Director's directives

Nikita Mikhalkov playing Czar Alexander III in his 1998 movie The Barber of Siberia
Nikita Mikhalkov goes beyond directing actors and cameras. He’s sent a 63-page political manifesto to the Kremlin.

The director was never shy to share his views with the world.

His movies are more than just a story told in a creative way – they are more like cinematographic sermons that leave few viewers guessing the moral. But now it seems Russia's most acclaimed director is ready to test his talent in real life, with his script being a 63-page political manifesto.

In glow of the sun

Born with a silver spoon in his mouth, Mikhalkov learned from an early age, to combine what seems incompatible. His family ancestry can be traced to dukes and princesses, yet they enjoyed a pretty cozy relationship with the communist party's leadership. His father authored lyrics for both Soviet and Russian national anthems, trumpeting the country's sacredness, greatness and uniqueness.

Mikhalkov Junior said he wholeheartedly believes that Russia is sacred, great and unique – so much so that conventional forms of government would not fit it.

Mikhalkov's most famous production to date, "Burnt by the Sun", earned him numerous honors, including an Oscar and the Grand Prize at Cannes, for his poignant portrayal of the paranoid atmosphere of Joseph Stalin's Great Terror. Yet, he remains an outspoken supporter of the iron fist as a model for ruling, rather than governing Russia.

A strong supporter of Russian Prime Minister Vladimir Putin, Mikhalkov co-authored an open letter asking Putin not to step down after the expiry of his presidential term in 2008, even though that would have violated the Constitution.

Down with liberal democracy

A year in the making, the manifesto calls on Russia to put an end to its fascination with liberal democracy, choosing instead so-called enlightened conservatism as its ideology.

“The current social order is a volatile mixture of West-oriented liberal modernization, arbitrariness of local bureaucrats and pervasive corruption. It's not good enough for most Russians. Behind the facade of economic reforms and liberal institutions hide traditional, archaic social relationship,” wrote Mikhalkov in an apparent reference to the modernization campaign proclaimed by President Dmitry Medvedev to be one of his top priorities. Mikhalkov also pointed out that Russia needs new leaders capable of “seeing and hearing their people.”

“People are tired of declarations on political independence. They are tired to hear calls for individual freedoms. They don't believe in fairy-tales about wonders of market economy. The euphoria over liberal democracy is over! It's time to get down to work!”

Mikhalkov's recipe for taking Russia forward includes further strengthening the role of the state and nurturing people's trust in the government.

“But first and foremost we have to start believing in our Russia, strengthen the spirit of our nation and to recreate the positive image of our country around the world.”

Enlightened conservatism

While calling for a stronger state, Mikhalkov also identified civil society as one of the engines of the country's growth.

“We are convinced that only a fair combination of freedom and power based on the unity of TRUTH and LAW can provide for a normal human life – without revolutions and counter-revolutions.”
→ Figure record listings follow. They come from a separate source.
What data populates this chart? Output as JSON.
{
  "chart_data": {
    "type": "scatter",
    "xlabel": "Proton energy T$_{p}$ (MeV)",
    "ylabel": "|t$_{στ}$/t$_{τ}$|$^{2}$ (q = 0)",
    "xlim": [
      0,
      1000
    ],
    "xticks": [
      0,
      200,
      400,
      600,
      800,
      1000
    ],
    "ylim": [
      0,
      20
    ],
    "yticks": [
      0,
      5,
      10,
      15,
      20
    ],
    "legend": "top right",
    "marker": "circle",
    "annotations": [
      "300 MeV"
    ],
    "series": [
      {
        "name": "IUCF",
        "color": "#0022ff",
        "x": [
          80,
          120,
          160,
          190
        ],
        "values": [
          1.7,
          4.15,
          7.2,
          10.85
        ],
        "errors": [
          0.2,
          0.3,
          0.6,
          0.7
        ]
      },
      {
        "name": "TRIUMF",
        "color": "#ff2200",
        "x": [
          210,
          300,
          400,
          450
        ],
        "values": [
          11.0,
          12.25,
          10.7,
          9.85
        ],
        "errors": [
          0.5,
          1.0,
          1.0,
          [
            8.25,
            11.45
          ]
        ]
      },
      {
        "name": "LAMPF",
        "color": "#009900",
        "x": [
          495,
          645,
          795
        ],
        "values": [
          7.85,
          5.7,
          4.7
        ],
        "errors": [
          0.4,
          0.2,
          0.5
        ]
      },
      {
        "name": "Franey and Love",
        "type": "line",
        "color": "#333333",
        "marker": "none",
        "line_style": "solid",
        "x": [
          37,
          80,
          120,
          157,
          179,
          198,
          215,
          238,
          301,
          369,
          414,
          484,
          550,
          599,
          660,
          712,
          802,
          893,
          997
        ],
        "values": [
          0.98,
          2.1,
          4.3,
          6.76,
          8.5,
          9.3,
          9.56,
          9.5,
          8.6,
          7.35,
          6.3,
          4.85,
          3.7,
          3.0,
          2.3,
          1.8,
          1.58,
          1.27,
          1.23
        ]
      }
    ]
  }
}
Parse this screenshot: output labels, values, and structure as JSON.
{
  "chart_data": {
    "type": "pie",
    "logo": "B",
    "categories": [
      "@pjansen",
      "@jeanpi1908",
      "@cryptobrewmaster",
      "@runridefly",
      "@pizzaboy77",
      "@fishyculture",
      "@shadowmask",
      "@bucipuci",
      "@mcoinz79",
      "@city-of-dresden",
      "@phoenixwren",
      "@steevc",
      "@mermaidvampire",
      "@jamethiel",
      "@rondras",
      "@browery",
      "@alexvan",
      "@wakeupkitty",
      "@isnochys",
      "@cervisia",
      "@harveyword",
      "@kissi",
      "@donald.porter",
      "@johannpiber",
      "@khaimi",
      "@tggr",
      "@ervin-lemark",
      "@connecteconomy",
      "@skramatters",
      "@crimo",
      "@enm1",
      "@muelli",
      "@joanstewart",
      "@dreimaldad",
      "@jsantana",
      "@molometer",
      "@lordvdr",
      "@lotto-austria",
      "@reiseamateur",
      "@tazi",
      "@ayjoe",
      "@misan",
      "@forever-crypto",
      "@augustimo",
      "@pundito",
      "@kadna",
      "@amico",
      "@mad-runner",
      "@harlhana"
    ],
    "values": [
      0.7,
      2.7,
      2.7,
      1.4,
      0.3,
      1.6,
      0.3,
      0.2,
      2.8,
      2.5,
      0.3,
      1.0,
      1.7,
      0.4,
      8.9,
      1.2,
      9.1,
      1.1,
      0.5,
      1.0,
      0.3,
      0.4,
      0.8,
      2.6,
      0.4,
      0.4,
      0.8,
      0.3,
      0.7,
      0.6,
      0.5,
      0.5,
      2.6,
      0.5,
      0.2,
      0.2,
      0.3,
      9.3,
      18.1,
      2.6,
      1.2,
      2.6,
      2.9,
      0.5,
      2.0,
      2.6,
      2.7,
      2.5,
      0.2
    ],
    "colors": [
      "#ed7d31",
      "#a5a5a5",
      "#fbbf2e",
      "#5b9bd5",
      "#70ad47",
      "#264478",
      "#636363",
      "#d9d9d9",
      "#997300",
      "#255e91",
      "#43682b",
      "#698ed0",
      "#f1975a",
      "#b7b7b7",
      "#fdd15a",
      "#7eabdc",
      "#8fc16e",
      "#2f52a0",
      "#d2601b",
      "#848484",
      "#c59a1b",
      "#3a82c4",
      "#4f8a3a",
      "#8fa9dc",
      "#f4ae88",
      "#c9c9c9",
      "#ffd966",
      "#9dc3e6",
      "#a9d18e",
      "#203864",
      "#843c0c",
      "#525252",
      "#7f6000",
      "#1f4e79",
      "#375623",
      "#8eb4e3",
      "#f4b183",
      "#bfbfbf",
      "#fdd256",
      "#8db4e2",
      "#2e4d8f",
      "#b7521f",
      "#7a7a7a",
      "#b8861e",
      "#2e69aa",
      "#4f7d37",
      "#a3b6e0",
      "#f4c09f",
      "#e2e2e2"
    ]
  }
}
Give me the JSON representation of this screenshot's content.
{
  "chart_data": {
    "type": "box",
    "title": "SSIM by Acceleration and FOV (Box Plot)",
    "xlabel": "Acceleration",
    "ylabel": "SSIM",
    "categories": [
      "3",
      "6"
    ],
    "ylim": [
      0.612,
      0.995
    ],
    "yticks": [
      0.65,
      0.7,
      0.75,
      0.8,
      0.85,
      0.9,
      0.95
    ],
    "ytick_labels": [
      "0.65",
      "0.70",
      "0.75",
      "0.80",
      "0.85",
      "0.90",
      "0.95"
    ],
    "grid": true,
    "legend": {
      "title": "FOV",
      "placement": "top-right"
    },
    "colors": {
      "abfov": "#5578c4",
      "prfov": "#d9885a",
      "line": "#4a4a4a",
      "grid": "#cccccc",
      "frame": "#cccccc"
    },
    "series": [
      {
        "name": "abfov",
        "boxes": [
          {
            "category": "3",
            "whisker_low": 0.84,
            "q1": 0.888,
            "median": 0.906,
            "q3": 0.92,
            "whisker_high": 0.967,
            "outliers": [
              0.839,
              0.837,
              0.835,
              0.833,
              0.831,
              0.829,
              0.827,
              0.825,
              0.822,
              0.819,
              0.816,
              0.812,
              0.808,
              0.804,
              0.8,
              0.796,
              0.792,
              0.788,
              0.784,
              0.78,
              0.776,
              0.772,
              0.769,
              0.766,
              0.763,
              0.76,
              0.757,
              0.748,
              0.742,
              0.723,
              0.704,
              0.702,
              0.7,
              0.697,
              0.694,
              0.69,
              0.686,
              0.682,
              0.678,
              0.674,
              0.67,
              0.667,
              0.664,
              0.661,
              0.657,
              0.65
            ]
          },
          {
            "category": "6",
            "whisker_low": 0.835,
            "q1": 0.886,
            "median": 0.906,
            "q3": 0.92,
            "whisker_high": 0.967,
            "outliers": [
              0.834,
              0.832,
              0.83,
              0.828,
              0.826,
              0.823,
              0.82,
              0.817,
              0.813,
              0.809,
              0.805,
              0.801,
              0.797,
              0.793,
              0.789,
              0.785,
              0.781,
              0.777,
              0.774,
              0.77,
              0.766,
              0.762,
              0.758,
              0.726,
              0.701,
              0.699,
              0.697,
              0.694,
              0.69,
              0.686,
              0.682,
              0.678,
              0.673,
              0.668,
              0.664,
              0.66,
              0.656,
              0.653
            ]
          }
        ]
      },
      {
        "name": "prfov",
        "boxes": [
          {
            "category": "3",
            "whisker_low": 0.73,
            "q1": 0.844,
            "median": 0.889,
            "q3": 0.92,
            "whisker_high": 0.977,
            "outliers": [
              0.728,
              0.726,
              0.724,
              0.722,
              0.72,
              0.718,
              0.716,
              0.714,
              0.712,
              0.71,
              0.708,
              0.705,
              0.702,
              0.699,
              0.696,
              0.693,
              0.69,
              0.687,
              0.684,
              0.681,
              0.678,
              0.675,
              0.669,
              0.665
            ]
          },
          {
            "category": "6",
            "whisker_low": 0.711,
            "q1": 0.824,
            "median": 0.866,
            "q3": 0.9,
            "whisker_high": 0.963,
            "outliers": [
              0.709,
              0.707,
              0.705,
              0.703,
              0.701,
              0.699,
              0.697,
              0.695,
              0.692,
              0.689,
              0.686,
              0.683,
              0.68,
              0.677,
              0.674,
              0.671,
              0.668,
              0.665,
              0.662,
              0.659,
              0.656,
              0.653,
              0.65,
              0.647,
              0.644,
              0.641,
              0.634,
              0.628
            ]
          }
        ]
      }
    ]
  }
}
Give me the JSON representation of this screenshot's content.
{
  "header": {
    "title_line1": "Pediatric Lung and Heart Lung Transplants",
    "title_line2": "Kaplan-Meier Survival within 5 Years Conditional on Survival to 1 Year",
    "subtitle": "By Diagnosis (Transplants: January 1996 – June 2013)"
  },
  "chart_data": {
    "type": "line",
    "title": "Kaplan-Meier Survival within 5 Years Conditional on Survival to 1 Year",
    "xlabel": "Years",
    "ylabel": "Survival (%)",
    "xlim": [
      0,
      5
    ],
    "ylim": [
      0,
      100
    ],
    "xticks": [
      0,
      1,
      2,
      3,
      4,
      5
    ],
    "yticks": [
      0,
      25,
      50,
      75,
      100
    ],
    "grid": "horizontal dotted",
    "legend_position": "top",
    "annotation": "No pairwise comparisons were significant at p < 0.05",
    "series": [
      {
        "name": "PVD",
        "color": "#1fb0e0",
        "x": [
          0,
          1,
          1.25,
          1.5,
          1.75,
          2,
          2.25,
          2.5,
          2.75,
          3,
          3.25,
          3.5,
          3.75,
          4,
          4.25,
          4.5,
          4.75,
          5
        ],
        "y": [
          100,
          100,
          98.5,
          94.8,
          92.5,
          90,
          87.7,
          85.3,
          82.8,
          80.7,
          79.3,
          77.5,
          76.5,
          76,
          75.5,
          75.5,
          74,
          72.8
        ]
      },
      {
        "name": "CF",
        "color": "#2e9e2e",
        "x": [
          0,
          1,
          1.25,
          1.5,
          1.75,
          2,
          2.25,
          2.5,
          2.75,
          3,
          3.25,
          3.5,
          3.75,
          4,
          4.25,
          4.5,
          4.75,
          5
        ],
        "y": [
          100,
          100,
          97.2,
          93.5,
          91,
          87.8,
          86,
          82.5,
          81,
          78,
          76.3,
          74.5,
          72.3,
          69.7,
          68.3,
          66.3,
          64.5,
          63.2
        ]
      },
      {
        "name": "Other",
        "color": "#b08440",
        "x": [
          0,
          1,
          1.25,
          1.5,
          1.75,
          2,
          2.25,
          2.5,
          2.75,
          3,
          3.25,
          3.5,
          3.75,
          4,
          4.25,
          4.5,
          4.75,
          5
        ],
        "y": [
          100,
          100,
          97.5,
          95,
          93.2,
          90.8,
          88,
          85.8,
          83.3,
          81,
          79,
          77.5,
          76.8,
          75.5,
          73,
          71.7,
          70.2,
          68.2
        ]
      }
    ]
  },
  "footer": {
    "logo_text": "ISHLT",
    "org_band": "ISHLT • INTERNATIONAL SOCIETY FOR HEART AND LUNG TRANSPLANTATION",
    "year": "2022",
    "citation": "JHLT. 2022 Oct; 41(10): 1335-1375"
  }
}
It is this unity of truth and law that, according to Mikhalkov, lay the foundation of the new ideology he termed “enlightened conservatism.”

“This is a philosophy of growth and stability. The philosophy of consolidation. The philosophy of bringing together mature and responsible social forces and creative energies.”

Mikhalkov said that people voting for conservatives hold law and order as their top values. They share pride in their country and demand respect of their human rights.

“The electoral base of Russian conservatives embraces all healthy elements of our society. Its heart is Russia's budding middle class. That is the good-willed and responsible, law-abiding, entrepreneurial, though not necessarily wealthy citizens.”

For Mikhalkov, to be a conservative means “to love God and people, to honor ancestors and care for descendants and to protect the environment as if it were a living being.”

One nation under God

Mikhalkov is known for his at times extreme Russian nationalist views and they fully revealed themselves in his manifesto. He holds that “the unique Russian nation” is a product of centuries-long coexistence of various peoples and tribes that came about “by God's will”.

“We have a special, supranational, imperial mentality that defines our being in the Eurasian system of coordinates. The rhythm of our development and the territory of our responsibility are measured by continental standards… Failure to understand Russia's role and place in the world is dangerous at the very least. At most, it could be fatal because it can lead to the death of the Orthodox civilization, to the disappearance of the Russian nation and to the dismemberment of the Russian state.”

Time of essence

While Mikhalkov has long been politically active, he never ran for office. In 2000, he was rumored to nominate his candidacy for presidency but it never came about. His manifesto looks very much like a political platform for the 2012 presidential election, but it remains to be seen whether he'd choose to compete for the lead role or play a more customary part of director.